Naira terdiam. Kata-kata Danang menusuk hatinya lebih dalam dari luka fisik apa pun. Ia tidak hanya diabaikan, ia juga dituduh berbohong, dituduh membuat drama. Pikirannya kembali ke saat ia mencoba menelepon Danang, saat ia berteriak minta tolong. Ia ingat bagaimana pintu apartemen sedikit tertutup ketika Danang masuk. Ia melihatnya, ia mendengar teriakannya, namun ia memilih untuk memunggungi.
"Kau melihatku, kan, Danang? Kau mendengar teriakanku, kan?
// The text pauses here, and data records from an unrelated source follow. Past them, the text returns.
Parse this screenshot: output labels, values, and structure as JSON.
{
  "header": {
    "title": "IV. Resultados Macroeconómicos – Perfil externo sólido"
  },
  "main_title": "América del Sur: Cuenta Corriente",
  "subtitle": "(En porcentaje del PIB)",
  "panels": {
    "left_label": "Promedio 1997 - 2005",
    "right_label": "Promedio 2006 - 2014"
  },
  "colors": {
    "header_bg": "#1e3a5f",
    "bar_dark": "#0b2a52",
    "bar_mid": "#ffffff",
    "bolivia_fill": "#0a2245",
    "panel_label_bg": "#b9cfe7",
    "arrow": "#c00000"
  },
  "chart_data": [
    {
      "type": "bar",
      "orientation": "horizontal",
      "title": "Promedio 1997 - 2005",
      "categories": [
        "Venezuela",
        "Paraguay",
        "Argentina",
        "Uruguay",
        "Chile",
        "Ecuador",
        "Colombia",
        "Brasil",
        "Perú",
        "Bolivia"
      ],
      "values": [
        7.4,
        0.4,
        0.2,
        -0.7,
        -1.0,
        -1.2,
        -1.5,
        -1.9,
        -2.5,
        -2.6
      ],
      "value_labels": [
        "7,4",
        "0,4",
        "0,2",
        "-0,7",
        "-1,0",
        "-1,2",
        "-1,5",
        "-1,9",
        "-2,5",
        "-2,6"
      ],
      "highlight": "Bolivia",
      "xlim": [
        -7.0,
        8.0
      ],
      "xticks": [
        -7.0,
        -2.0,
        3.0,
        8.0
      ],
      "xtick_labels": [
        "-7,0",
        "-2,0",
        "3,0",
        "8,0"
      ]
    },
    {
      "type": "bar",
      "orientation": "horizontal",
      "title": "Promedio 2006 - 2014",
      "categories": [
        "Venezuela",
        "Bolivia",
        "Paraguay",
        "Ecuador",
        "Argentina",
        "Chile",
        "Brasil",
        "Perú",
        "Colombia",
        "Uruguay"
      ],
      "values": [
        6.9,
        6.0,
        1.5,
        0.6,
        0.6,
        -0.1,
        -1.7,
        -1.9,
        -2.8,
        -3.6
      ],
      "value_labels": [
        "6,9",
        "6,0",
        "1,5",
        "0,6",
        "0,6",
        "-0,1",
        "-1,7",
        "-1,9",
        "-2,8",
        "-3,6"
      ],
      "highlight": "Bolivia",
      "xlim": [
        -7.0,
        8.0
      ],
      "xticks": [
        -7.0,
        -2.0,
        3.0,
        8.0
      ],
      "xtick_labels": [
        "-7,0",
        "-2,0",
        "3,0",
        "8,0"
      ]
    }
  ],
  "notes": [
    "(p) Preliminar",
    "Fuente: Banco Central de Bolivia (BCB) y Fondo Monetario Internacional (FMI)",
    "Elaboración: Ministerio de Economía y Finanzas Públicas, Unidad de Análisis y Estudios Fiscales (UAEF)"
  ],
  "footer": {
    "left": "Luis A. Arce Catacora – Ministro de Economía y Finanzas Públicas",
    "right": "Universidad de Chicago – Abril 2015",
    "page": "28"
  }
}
Kau mengabaikanku!" Suara Naira meninggi, bercampur kemarahan dan kesedihan yang meledak.
Danang menatapnya tajam. "Jangan menuduh yang tidak-tidak, Naira. Aku baru saja sampai. Aku tidak melihat apa pun."
"Kau bajingan!" Kata-kata itu keluar dari mulut Naira tanpa ia sadari. "Kau membiarkanku mati! Kalian berdua! Kalian membiarkan aku! Aku memohon pertolongan, dan kalian mengabaikanku! Kalian membiarkan aku mati dengan keputusasaan!"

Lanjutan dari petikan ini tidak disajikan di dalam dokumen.